- A filiação do ex-presidente do Supremo Tribunal Federal Joaquim Barbosa ao Democracia Cristã (DC) foi anunciada nesta sexta-feira (16) pelo presidente nacional da legenda, João Caldas, gerando crise interna no partido.
- Barbosa, de 71 anos, passou a ser visto como opção para disputar a Presidência da República, no lugar de Aldo Rebelo, cuja pré-candidatura não vem ganhando densidade nas pesquisas.
- A entrada de Barbosa faz parte de uma estratégia do DC de aumentar a visibilidade nacional e explorar pautas de combate à corrupção, ética pública e reformas institucionais.
- Aliados de Rebelo reagiram, com o ex-deputado Cândido Vaccarezza chamando Barbosa de inapoiável e dizendo que atuará contra a candidatura; Caldas afirmou que expulsará quem for contra Barbosa.
- Rebelo divulgou nota dizendo que não aceita a substituição e que tem divergências políticas profundas com Barbosa, criticando decisões tomadas durante o julgamento do mensalão.

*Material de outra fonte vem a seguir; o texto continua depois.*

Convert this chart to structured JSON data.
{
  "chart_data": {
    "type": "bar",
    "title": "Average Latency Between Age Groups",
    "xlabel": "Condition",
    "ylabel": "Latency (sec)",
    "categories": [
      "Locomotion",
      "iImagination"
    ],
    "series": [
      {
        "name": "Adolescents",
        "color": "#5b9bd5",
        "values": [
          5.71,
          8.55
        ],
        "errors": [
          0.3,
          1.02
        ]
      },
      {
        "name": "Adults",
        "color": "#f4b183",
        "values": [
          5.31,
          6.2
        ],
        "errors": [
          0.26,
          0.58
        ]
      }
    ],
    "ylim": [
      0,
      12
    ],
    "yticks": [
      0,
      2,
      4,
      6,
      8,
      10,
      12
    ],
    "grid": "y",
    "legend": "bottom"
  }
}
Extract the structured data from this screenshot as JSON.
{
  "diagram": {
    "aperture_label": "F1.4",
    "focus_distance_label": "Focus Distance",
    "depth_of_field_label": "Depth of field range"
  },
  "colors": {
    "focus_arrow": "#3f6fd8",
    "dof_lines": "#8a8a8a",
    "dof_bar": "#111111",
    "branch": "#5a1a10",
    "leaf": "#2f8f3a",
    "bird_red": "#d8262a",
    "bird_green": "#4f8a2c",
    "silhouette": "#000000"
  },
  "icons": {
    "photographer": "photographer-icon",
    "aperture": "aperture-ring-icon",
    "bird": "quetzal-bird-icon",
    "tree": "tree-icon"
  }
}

A filiação de Joaquim Barbosa ao Democracia Cristã (DC) provocou uma crise interna no partido e coloca em xeque a pré-candidatura de Aldo Rebelo à Presidência em 2026. A confirmação foi feita pelo presidente nacional da sigla, João Caldas, nesta sexta-feira (16). O DC busca ampliar visibilidade nacional com uma agenda focada em combate à corrupção, ética pública e reformas institucionais.
Barbosa, de 71 anos, já passa a ser visto pelos dirigentes como uma opção viável para a corrida presidencial, substituindo Rebelo, que era o candidato oficial do DC no início do ano. Dentro da sigla, a leitura é de que a candidatura de Rebelo não ganhou o alcance esperado nas pesquisas recentes.
A articulação para a filiação faz parte de uma estratégia para ampliar o peso político do DC e caber no cenário eleitoral, mantendo o foco em temas ligados ao Judiciário e à governança pública. O ex-ministro já tem trajetória marcada pela atuação em grandes decisões nacionais, especialmente durante o julgamento do mensalão.
Reação de aliados e oposição interna
A movimentação gerou reação imediata entre aliados de Rebelo. O presidente do diretório paulista do DC, Cândido Vaccarezza, criticou a experiência de Barbosa e classificou a hipótese como inadequada para a própria compreensão do partido. Segundo Vaccarezza, Barbosa teria iniciado críticas jurídicas que ele chama de lawfare.
O líder da legenda, João Caldas, reagiu afirmando que a direção não tolerará resistência interna e sinalizou que quem se opuser à candidatura pode sofrer expulsão. A posição da direção é de manter Barbosa como opção central para a disputa caso avance o processo.
Aldo Rebelo, em nota divulgada no sábado (17), afirmou não reconhecer a possibilidade de substituição de sua candidatura sem consulta prévia à sua campanha. Rebelo alegou divergências políticas profundas com Barbosa e disse que a condução das negociações não foi compartilhada com ele. Ele também descreveu uma visão de Brasil distinta daquela que aponta Barbosa como saída para o DC.